The Buckeye lightweight’s improvement over his four-year career has been noticeable, and his wrestling style is well-respected by his peers, particularly Arujua who described him as a “cool dude” and a “good competitor” who scraps hard against the best of the best. Heinselman’s demanding schedule continues though, and he’ll have Penn State’s Hildebrandt — who also can’t be overlooked at No. 7 — on Feb. 4 and McKee on Feb. 11. 

Hildebrandt just held Suriano to a close 2-1 decision in the Penn State-Michigan dual, so he’s someone to keep an eye on as well in this weight, given his narrow loss to McKee last year and his potential development in the Penn State wrestling room. 

BIG TEN BATTLES: Recapping Nick Suriano vs. Drew Hildebrandt

Then there’s the other two guys in the top 10 who are outside this conference who need to be considered in all of this: No. 5 Killian Cardinale of West Virginia and No. 6 Trevor Mastrogiovanni of Oklahoma State. Cardinale is undefeated on the year, but he hasn’t wrestled anyone in the top 20. His impressive seventh-place performance at last year’s NCAA tournament came as a result of wins over Codi Russell, Noah Surtin, Rayvon Foley, Jakob Camacho and Barnett, and his upcoming biggest competition will, of course, come from his own conference when he takes on No. 12 Brody Teske on Feb. 5 and gets set for a potential battle with Mastrogiovanni at the Big 12 tournament. Mastrogiovanni ended up in the Round of 16 last year, but he’s been impressive so far this season with a 9-0 record, his highest ranked winning coming by a 10-6 decision over McKee. 

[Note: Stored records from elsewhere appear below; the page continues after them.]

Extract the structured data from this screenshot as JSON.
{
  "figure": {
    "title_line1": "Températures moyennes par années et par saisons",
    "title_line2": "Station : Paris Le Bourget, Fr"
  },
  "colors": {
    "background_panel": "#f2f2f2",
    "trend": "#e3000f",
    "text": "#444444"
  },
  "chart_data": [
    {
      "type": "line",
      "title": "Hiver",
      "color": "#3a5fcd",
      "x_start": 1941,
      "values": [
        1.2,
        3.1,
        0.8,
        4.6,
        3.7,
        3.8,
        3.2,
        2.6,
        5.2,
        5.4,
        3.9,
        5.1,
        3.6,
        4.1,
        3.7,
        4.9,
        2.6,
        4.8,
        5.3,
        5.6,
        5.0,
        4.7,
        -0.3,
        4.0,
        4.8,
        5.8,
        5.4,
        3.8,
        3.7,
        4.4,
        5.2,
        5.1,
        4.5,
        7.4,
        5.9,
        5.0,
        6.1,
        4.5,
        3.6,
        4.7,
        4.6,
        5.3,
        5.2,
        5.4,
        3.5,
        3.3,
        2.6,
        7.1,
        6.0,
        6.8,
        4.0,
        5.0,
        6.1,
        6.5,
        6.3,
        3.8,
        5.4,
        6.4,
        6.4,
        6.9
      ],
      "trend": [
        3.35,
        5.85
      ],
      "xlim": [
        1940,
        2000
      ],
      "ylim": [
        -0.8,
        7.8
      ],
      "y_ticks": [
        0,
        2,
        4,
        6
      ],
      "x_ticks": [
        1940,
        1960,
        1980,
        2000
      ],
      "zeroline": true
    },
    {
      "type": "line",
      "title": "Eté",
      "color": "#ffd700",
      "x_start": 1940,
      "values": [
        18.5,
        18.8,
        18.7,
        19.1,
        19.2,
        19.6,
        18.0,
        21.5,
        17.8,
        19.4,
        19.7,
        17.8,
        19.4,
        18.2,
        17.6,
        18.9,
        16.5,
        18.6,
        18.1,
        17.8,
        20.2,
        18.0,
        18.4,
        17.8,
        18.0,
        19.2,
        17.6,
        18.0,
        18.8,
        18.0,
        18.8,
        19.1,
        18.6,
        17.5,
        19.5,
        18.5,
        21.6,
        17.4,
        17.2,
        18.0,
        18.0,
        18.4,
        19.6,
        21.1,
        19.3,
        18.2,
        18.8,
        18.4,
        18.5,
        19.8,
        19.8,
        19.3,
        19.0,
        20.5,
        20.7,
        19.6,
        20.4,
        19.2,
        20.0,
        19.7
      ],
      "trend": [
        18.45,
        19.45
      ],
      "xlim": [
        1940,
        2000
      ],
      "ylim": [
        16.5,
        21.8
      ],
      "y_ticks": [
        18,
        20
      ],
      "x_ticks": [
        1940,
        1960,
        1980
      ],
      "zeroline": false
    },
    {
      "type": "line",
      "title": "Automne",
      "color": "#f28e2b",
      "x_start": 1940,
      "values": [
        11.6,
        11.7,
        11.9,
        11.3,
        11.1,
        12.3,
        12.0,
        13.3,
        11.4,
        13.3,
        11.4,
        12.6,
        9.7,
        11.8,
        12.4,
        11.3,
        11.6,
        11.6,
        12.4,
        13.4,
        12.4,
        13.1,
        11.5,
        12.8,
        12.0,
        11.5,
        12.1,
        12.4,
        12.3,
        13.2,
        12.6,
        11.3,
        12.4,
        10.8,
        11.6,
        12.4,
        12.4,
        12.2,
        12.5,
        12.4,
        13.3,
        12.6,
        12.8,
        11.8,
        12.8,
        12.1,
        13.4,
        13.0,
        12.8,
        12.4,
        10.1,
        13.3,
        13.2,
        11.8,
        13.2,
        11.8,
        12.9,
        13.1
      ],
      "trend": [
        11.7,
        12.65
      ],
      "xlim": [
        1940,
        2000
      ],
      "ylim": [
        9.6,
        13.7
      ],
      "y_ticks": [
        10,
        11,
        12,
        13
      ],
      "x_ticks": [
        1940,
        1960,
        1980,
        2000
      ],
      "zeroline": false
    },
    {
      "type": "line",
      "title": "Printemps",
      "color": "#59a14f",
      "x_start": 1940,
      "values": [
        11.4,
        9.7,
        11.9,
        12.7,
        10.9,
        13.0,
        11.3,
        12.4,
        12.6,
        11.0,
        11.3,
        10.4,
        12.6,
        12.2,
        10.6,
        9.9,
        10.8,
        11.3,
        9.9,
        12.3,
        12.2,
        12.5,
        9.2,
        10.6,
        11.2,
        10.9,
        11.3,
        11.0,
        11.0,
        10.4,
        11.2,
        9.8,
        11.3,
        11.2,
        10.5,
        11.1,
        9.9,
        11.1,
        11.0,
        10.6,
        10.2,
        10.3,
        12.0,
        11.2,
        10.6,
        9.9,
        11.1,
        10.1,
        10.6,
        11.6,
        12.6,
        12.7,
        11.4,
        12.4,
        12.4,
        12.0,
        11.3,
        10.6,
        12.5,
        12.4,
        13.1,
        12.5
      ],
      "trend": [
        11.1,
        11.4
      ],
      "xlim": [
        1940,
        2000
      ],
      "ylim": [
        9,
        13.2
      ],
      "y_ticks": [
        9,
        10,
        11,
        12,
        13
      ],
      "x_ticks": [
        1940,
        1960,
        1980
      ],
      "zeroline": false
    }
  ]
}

Mastrogiovanni is young, as he’s only in his second year as a starter, and experience could certainly be a factor in this weight. Suriano, the No. 1 ranked lightweight, has been wrestling collegiately since 2017, whereas Ayala graduated high school only last year. Arjuna and Glory are sophomores by eligibility, but wrestled their first collegiate season in 2018-2019. DeAugustino will finish up his fourth year of college this spring, while McKee is in his third year as a starter and fifth year out of high school, though still a sophomore by eligibility standards. Barnett is the youngest of the group, aside from Ayala, as he’s competing for the third year in a row as the starter for the Badgers. All of these athletes continue to grow and develop, but the question will be who can peak when the lights are the brightest.